The judgment and sentences are affirmed.


ANDREWS, J., concurs.

HENDLEY, J., concurs specially.

HENDLEY, Judge (specially concurring).

I concur in the result reached by the majority as to the first issue and concur in the issues answered summarily.

Defendants objected to the absence of La Raza Unida members on the jury venire. It was defendants' contention that La Raza Unida members were systematically excluded from the jury wheel because they did not vote in the previous general election because there were no La Raza Unida candidates in that election. The clerk of the court testified that names for the jury wheel were drawn from the poll books. The poll books contain the names of persons who voted in the last general election. They do not contain a party designation. The clerk of the court did not know whether or not any members of La Raza Unida had voted in the last general election or if any were on the jury wheel. Thus, there is no showing on the record that La Raza Unida members were systematically excluded by the jury selection procedure. Defendants had the burden of making such a showing. Duren v. Missouri, 439 U.S. 357, 99 S. Ct. 664, 58 L. Ed. 2d 579 (1979).
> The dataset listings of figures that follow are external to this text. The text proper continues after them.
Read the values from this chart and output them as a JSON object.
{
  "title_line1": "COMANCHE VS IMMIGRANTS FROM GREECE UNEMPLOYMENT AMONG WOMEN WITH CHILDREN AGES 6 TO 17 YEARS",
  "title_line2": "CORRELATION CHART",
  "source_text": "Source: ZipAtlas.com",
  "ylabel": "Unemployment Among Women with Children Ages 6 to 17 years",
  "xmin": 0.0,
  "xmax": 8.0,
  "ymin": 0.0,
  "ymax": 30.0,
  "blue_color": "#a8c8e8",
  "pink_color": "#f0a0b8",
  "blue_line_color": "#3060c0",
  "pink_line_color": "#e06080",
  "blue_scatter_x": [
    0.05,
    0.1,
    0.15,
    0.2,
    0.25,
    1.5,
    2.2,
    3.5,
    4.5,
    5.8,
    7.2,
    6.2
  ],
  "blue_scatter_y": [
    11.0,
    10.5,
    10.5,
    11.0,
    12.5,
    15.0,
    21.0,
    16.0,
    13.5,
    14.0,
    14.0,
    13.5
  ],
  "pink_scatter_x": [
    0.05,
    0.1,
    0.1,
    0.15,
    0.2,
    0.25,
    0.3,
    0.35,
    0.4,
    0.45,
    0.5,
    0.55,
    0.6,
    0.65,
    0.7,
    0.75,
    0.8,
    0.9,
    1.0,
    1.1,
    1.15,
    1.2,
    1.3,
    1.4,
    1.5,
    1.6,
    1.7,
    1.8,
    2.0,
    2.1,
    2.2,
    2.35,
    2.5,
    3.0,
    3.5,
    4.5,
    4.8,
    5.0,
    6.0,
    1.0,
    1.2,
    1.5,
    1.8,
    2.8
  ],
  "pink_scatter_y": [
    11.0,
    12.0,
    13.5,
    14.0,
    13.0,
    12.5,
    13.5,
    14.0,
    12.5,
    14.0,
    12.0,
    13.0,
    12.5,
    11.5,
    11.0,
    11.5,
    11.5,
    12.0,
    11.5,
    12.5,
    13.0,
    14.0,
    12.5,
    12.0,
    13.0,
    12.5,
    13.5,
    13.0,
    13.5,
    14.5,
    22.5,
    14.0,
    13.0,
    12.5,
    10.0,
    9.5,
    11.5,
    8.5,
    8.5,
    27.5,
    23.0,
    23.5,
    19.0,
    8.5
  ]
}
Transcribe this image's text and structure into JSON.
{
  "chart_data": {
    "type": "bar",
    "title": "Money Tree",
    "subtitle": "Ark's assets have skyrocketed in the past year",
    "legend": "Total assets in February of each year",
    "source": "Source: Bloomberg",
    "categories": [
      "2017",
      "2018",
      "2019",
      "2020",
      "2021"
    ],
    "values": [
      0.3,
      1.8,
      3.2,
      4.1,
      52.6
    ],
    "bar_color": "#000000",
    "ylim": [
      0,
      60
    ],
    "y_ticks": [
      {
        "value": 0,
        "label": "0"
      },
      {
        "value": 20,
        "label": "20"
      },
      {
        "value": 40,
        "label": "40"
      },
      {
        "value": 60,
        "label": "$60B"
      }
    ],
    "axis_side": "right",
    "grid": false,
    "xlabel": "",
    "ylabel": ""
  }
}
Defendants did not object to the absence of non-voters on the jury wheel. Defendants suggested that La Raza Unida members would have been included on the jury wheel if potential jurors were drawn from lists of registered voters. That, however, did not amount to an objection to the exclusion of non-voters on the jury wheel. Whether or not non-voters are a "distinctive" group in the community is an issue not properly before this court. Santa Fe Nat. Bank v. Galt, 94 N.M. 111, 607 P.2d 649 (Ct.App. 1979); Maldonado v. Haney, 94 N.M. 335, 610 P.2d 222 (Ct.App. 1980). On that question I express no opinion. The theory upon which defendants relied at trial may not be changed on appeal, Adoption of Doe, 89 N.M. 606, 555 P.2d 906 (Ct.App. 1976), and even if allowed, there is nothing in the record to support such a theory.

I would affirm the trial court's ruling.